「でも、ありがと。浴衣、ちゃんと着て行くの初めてで、会えなかったらもう帰ろうって思ってたしで怖くて、会えて、よかっ……」


急に、私の頬を掴んできた。


「ほら、似合ってるからもっと笑う」


彼は、私が欲しい言葉を、いつだってくれる人だった。

きっと、そんな尊い人のことを、人は、愛してると言う。そう、私は彼を好いている。


「笑ってたら何でも可愛くなるから」


どこか曖昧に、だけど元気に、縦に頷く。


「…愛想笑いでも、苦笑いでも、作り笑いでもいいから、やっぱり、いつだって笑ってなきゃ、生きてけないね」


自分に言い聞かせるように言ったその言葉は、彼の胸に響いただろうか。

これでいいって、思えるから言いたいだけ。


その時、大きく咲いた花火の音が鳴る。

気付いてなかった。花火、鳴ってたんだ。

綺麗な花火すら気付かず、下を向いていた。


「ごめんごめん。よし、屋台行こうか」


それからまた1歩と進んだとき、「ストップ」と止められて足を止める。

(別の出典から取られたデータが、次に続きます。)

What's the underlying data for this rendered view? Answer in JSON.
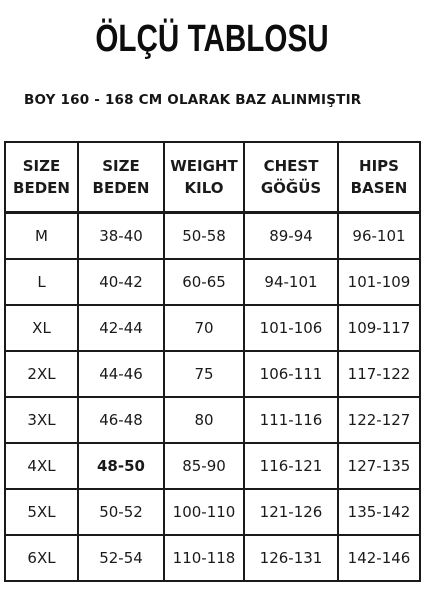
{
  "title": "ÖLÇÜ TABLOSU",
  "subtitle": "BOY 160 - 168 CM OLARAK BAZ ALINMIŞTIR",
  "table": {
    "headers": [
      [
        "SIZE",
        "BEDEN"
      ],
      [
        "SIZE",
        "BEDEN"
      ],
      [
        "WEIGHT",
        "KILO"
      ],
      [
        "CHEST",
        "GÖĞÜS"
      ],
      [
        "HIPS",
        "BASEN"
      ]
    ],
    "rows": [
      [
        "M",
        "38-40",
        "50-58",
        "89-94",
        "96-101"
      ],
      [
        "L",
        "40-42",
        "60-65",
        "94-101",
        "101-109"
      ],
      [
        "XL",
        "42-44",
        "70",
        "101-106",
        "109-117"
      ],
      [
        "2XL",
        "44-46",
        "75",
        "106-111",
        "117-122"
      ],
      [
        "3XL",
        "46-48",
        "80",
        "111-116",
        "122-127"
      ],
      [
        "4XL",
        "48-50",
        "85-90",
        "116-121",
        "127-135"
      ],
      [
        "5XL",
        "50-52",
        "100-110",
        "121-126",
        "135-142"
      ],
      [
        "6XL",
        "52-54",
        "110-118",
        "126-131",
        "142-146"
      ]
    ]
  }
}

なに?と振り返ると、彼はムッとした表情をしていた。


「人混み、嫌なくせに無理してるんでしょ?」

「…え、や、別、に、そんなことは…」


見抜かれてしまい息を詰まらせる私に、ため息を混じらせて「ほら、」と続ける。


「いっぱい俺が買ってきてあげたから、ここで一緒に食べよ?」

「え、買ってきて、くれたの?」


あの賑やかさの中で食べるのが美味しいんじゃないのか?いいの?朝くんはそれで…


「一緒に食べたかったから、1人の間、とりあえず買い貯めておいた」

「……ありがと」

「ほんと、相変わらず嘘が下手で。かわい」

「嘘、得意だったんだけど…」


ああ、彼には叶わない。

それは何度も何度も、高校生の時にも思ったことだ。きっとこれからも、ずっとずっと、永遠に叶わないんだろうな。

でもきっと、朝くんだって思ってくれてるはず。私には叶わないって。